A wave of new state legislation restricting access to abortion has raised concerns about the privacy and security of reproductive health data not covered by the Health Insurance Portability and Accountability Act (HIPAA). Some providers are not covered by HIPAA, and consumer-facing health apps (health apps) unless they are contractors of the provider or health plan are also not covered by HIPAA. Determining whether HIPAA applies to medical data collected by health apps can be

Whether or not HIPAA applies, some states have laws and regulations that may govern health data stored on health apps. California has been especially active in enforcing these rules.

In 2020, the California Department of Justice (AG) secured a landmark settlement with Glow Inc. (Glow), a technology company that provides an ovulation and fertility tracking mobile app (Glow App) for California Health Information Law (CMIA) violations, including failing to perform basic security functions and disclosing medical information without obtaining user consent.2

California Attorney General Bonta recently released a press release reminding healthcare apps of the following California laws:3

  • SMIA requires that any business that maintains information received from a health care provider, health plan, pharmaceutical company, or contractor relating to a patient’s medical history, mental or physical condition, or treatment, adhere to certain confidentiality and security restrictions.
  • California Consumer Privacy Act (CCPA), which created individual privacy rights for California consumers, requires affected companies to provide consumers with certain information about their data collection, use, and sharing practices, and provides affected California residents with ways to opt out of certain sales or sharing of personal information, and as well as the right to request, change and delete personal information.

California Attorney General Bonta also called on all health apps, even those that may fall outside the scope of CMIA and CCPA regulation, to take steps to protect the privacy of reproductive health information; however, this advice can be applied to all health apps that collect sensitive medical information about a consumer.

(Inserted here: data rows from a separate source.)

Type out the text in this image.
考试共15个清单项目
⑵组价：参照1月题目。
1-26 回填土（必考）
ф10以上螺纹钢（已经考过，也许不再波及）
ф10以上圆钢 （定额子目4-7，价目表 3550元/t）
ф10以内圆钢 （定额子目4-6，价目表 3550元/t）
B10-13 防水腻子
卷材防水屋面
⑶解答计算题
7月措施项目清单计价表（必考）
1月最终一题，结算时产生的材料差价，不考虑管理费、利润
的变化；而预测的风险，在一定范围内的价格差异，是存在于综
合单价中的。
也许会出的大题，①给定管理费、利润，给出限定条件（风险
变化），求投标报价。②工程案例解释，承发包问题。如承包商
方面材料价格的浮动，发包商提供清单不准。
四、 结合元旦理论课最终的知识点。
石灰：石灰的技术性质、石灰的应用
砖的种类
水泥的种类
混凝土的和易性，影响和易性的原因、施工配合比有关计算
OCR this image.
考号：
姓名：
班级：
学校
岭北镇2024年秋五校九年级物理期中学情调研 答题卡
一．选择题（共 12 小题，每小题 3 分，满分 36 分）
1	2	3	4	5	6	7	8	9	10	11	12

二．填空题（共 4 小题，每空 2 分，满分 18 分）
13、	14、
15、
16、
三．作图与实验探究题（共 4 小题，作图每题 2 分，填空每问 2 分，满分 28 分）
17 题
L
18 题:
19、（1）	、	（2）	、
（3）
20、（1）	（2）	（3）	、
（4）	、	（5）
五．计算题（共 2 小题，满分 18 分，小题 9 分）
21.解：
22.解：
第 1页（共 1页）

The Attorney General recommended health apps:four

  • Develop and maintain programs designed to protect the security, integrity, availability, and confidentiality of reproductive health information from unauthorized access and disclosure;
  • Protect the information they store using strong authentication protocols and require two-factor authentication at a minimum;
  • Obtain positive consent from users before transferring or disclosing personal, medical, reproductive or other sensitive information and allow users to withdraw consent previously granted; as well as
  • Provide internal training to employees on online threats and privacy issues related to reproductive rights.

In addition to encouraging companies to voluntarily tighten their privacy standards, the above measures provide insight into what factors might persuade the California Attorney General to investigate a health app’s compliance with California privacy laws.

1 For further guidance see Alex Dvorkowitz, Brandon Reilly, and Randy Seigel, When Health and Consumer Data Contradict: Compliance with the Latest Generation of Data Privacy Laws, Compliance Today (June 2022).


3 Attorney General Bonta Highlights Health Apps Legal Obligation to Protect Reproductive Health Information, State of California, Attorney General’s Office (May 26, 2022).

4 Each measure listed was also a condition of the Glow 2020 Settlement Agreement.